Discharge rate at the River mouth: The Fraser River flows at an average rate of around 3550 m3/second and dumps up to 20 million tonnes of sediment at its mouth in the Fraser Basin Delta. In addition to the industrial stresses exerted on the region, new development pressures metastasize as the vibrant Vancouver region draws more residents and more economic activity.
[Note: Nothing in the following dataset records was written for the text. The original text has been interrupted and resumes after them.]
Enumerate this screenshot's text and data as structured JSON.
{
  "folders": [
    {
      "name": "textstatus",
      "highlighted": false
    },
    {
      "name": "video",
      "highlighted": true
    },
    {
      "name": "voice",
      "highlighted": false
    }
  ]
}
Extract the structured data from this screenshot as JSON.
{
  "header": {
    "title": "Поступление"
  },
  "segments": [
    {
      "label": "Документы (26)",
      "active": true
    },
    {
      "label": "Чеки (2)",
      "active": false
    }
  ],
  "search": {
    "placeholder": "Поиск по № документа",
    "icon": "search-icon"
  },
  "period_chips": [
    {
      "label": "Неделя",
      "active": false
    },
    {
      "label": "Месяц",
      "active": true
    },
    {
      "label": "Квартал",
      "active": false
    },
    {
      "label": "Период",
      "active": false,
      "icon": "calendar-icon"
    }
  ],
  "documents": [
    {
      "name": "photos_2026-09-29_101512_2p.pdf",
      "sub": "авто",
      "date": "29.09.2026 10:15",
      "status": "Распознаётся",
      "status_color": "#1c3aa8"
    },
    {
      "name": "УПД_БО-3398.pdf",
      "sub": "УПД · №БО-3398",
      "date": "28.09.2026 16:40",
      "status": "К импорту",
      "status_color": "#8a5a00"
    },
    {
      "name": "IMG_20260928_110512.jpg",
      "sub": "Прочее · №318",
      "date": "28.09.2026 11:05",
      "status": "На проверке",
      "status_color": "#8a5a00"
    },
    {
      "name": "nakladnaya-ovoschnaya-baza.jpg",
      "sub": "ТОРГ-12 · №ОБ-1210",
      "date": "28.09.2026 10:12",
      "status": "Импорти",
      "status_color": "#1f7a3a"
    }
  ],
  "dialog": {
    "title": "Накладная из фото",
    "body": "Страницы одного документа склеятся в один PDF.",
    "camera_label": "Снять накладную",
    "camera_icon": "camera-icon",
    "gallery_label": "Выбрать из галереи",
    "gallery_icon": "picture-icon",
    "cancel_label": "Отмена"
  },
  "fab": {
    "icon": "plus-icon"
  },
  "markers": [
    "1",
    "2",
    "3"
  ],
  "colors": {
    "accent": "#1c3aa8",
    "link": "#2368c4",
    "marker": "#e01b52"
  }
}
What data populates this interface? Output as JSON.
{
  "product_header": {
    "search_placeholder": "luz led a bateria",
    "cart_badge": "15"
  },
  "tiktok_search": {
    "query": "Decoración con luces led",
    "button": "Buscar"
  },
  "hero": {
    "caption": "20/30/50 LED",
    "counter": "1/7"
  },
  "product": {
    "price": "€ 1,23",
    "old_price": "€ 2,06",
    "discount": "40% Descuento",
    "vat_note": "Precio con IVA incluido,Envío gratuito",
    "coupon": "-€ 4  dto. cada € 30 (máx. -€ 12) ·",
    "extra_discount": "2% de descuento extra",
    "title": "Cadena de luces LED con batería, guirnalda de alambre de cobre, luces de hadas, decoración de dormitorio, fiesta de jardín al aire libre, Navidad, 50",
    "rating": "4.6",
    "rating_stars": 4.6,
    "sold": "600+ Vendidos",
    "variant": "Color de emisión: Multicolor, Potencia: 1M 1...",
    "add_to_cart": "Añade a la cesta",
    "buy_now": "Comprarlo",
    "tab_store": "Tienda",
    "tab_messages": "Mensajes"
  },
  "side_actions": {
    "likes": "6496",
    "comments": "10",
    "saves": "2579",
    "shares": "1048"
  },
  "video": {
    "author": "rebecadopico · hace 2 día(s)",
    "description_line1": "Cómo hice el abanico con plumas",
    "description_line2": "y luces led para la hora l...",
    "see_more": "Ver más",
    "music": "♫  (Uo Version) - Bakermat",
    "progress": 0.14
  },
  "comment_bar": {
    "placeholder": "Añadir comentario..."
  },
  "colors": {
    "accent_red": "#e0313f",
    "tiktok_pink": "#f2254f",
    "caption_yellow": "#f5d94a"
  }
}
Further exploration continued as George Simpson came to the river in 1828 to decide whether Fort Langley would be adequate as the Hudson Bay Company’s main Pacific depot. Most of British Columbia’s history is linked to the Fraser River because it was an important and essential route between the Interior and the Coast.


Water Quality

After accessing all of the site-specific conditions and how well-protected the aquatic life is, the Index ranks waterbodies in the categories of Excellent, Good, Fair, Marginal, or Poor. It drains about one-quarter of the province’s water and ranges from central British Columbia, to Southwest British Columbia and east to the Rocky Mountains near Jasper.


The River

They do not damage or physically harm the adult fish; however, with the establishment of commercial salmon farming, sea lice parasites on juvenile salmon pose a great threat or even death to the young fish. Several organizations and biologists claim that salmon farming located along west Coast of BC are responsible for the dramatic decrease of wild sockeye salmon in the Fraser River in 2009.